Your destiny lies in your own hands

Passenger (mis)treatment on London Transport

on June 28, 2011
Almost two weeks ago, my mum had a horrible experience on the number 74 bus heading towards Baker Street. She was waiting for a bus at Park Lane – sometimes the traffic is so heavy that buses don’t always stop there unless someone is getting off – but she spotted the 74 and managed to stop it. As she got on, the bus driver muttered something which she ignored. Instead she thanked him for stopping.

As the bus headed down Gloucester Place, she pressed the bell. She wanted to get off the bus at Dorset Street as that’s the last stop on Gloucester Place before it turns on to Baker Street. At this point, she was on the bus with just another woman and a man who was sitting right at the back. The bus driver ignored the bell and moved into the far right lane. Once he was in the right lane, he stopped the bus, opened the door and told my mum to ‘Get out’. She said she wouldn’t – there was traffic coming in on the left and it wasn’t safe.

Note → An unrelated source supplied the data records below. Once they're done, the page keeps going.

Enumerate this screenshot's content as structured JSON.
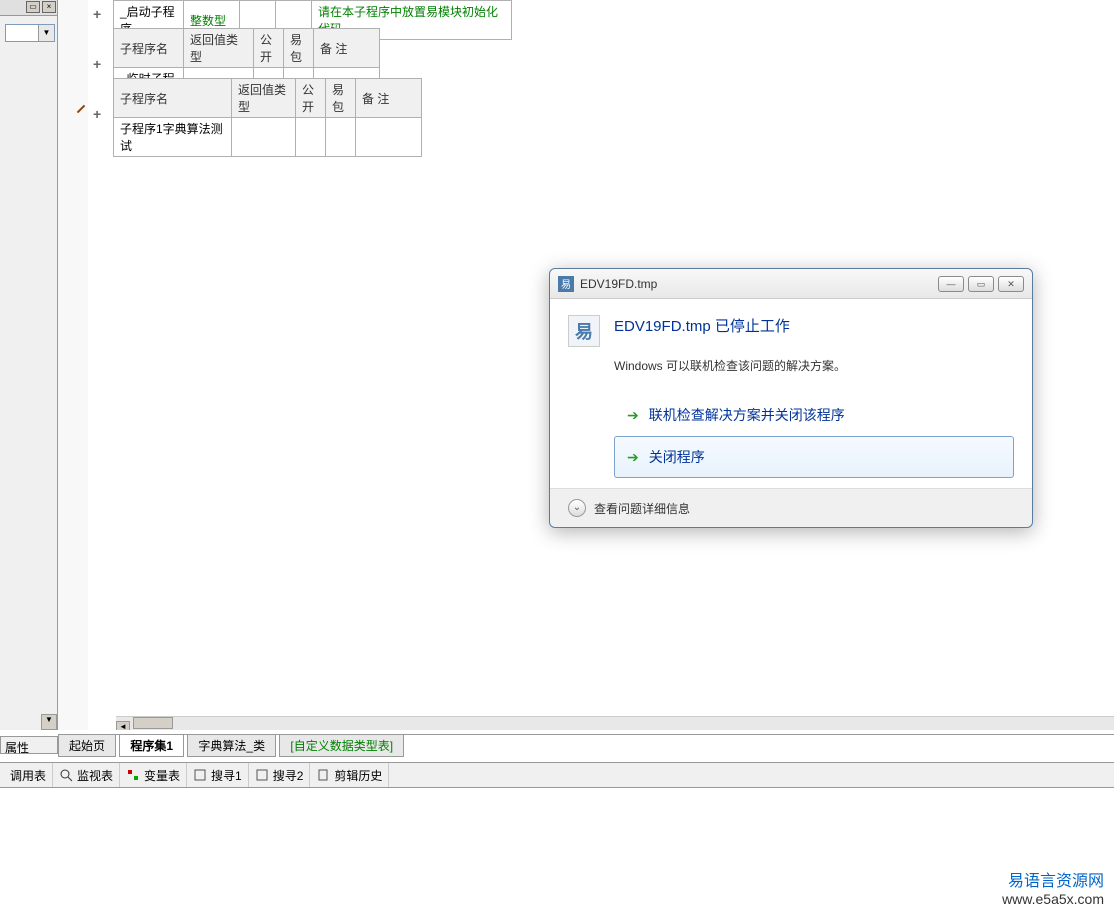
{
  "left_panel": {
    "props_label": "属性"
  },
  "tables": {
    "t1": {
      "row": {
        "name": "_启动子程序",
        "type": "整数型",
        "col3": "",
        "col4": "",
        "comment": "请在本子程序中放置易模块初始化代码"
      }
    },
    "t2": {
      "headers": [
        "子程序名",
        "返回值类型",
        "公开",
        "易包",
        "备 注"
      ],
      "row": {
        "name": "_临时子程序",
        "type": "",
        "col3": "",
        "col4": "",
        "comment": ""
      }
    },
    "t3": {
      "headers": [
        "子程序名",
        "返回值类型",
        "公开",
        "易包",
        "备 注"
      ],
      "row": {
        "name": "子程序1字典算法测试",
        "type": "",
        "col3": "",
        "col4": "",
        "comment": ""
      }
    }
  },
  "tabs": {
    "t1": "起始页",
    "t2": "程序集1",
    "t3": "字典算法_类",
    "t4": "[自定义数据类型表]"
  },
  "toolbar": {
    "i1": "调用表",
    "i2": "监视表",
    "i3": "变量表",
    "i4": "搜寻1",
    "i5": "搜寻2",
    "i6": "剪辑历史"
  },
  "dialog": {
    "title": "EDV19FD.tmp",
    "main": "EDV19FD.tmp 已停止工作",
    "sub": "Windows 可以联机检查该问题的解决方案。",
    "opt1": "联机检查解决方案并关闭该程序",
    "opt2": "关闭程序",
    "details": "查看问题详细信息",
    "app_icon_char": "易"
  },
  "watermark": {
    "cn": "易语言资源网",
    "en": "www.e5a5x.com"
  }
}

He got out of his driver’s seat and told her and the other female passenger to get off the bus. As he approached them, he saw the male passenger sitting at the back watching what was happening. He promptly shut up, turned around and got back into his seat and continued driving to Baker Street Station.

When I got home from work, my mum told me what had happened. I was outraged – his threatening behaviour was completely unacceptable! We drafted a letter of complaint to London Transport and filled in the online complaint form – it was very detailed and fortunately Mum remembered what the driver looked like as he had a white plaster up one of his nostrils! Also, because he’d left his seat, she knew exactly how tall he was. As I pressed the ‘send’ button, I wondered if we’d ever hear back from them.

Three days ago, Mum received an email from someone at London Transport saying that they were shocked at the driver’s behaviour, that it was a serious incident, and that they’d managed to identify him and dealt with him appropriately. I don’t know what that means – they said that because it was a personnel matter it was confidential. But at least they responded – and sooner than we thought they would.

If you ever experience similar incidents on the bus or Tube, I’d strongly advise you to complain. The more people there are that complain, the sooner something will be done about it. There’s no point suffering in silence!